I dunno, I think the NHS are working towards computerised records but it’s not all talking to each others GP/hospital/trust. So, paper it is! I spent a time filling in a load of my useful info on some app from my GP which has been replaced by the NhS app so that’s a waste of effort from me.
Apart from the asthma plan, none of them are medical care plans either. This is supposed to be for healthcare professionals in medical settings. Nobody has time to look at this stuff, not even in primary care. For many patients, they have what they need in the summary record—age, sex, diagnoses, meds, recent issues—and the only way to improve that usefully would be to add equally brief notes about access and care needs. The DWP approach to this is that unmet needs are still qualifying needs, which is quite helpful. A lot of pwME don't have care support, for instance, because they can just about scrape by without it. This ought to be captured somewhere; one small additional burden can completely change their landscape in a way that's currently invisible to everyone.
Yes, but the afme thing seems to want to gather information that is not medical information as such and would theoretically be useful for the DWP (very useful in fact, because they could easily use the information against you - as discussed).
It is all happening in pockets.
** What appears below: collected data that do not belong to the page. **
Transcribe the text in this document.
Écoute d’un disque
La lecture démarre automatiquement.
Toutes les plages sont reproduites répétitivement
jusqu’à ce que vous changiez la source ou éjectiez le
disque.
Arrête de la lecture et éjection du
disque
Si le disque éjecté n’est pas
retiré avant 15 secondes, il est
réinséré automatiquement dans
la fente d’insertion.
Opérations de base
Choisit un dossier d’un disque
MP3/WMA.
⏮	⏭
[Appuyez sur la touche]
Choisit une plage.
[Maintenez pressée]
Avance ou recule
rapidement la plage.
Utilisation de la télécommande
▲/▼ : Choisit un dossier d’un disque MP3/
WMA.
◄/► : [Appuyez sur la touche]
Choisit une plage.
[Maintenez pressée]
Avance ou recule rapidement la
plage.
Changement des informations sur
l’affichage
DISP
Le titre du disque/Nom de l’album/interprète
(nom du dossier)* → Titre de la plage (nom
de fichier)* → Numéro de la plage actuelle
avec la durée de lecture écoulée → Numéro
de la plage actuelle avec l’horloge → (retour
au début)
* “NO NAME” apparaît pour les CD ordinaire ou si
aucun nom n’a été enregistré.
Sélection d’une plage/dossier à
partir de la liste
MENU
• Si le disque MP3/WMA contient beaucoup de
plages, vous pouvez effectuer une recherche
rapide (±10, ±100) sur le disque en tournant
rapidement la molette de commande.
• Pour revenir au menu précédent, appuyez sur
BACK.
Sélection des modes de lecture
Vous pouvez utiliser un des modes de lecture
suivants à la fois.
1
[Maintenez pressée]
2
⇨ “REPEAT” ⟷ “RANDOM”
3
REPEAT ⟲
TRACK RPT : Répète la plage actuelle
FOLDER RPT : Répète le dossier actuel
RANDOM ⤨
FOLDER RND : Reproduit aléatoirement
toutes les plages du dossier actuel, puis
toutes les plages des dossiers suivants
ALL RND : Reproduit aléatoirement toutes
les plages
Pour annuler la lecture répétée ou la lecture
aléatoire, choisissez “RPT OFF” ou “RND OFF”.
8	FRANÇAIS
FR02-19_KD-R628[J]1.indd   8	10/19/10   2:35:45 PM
Every GP surgery uses one of a few different systems, trusts have their own overall systems and each department has its various systems that suit their care processes, there is THE summary care record which all can see but is very limited as you say, then there are entirely different softwares/apps that are designed to plug in to all of these for specific reasons e.g. with a RESPECT+ form for end of life care. But everybody wants to do their own thing.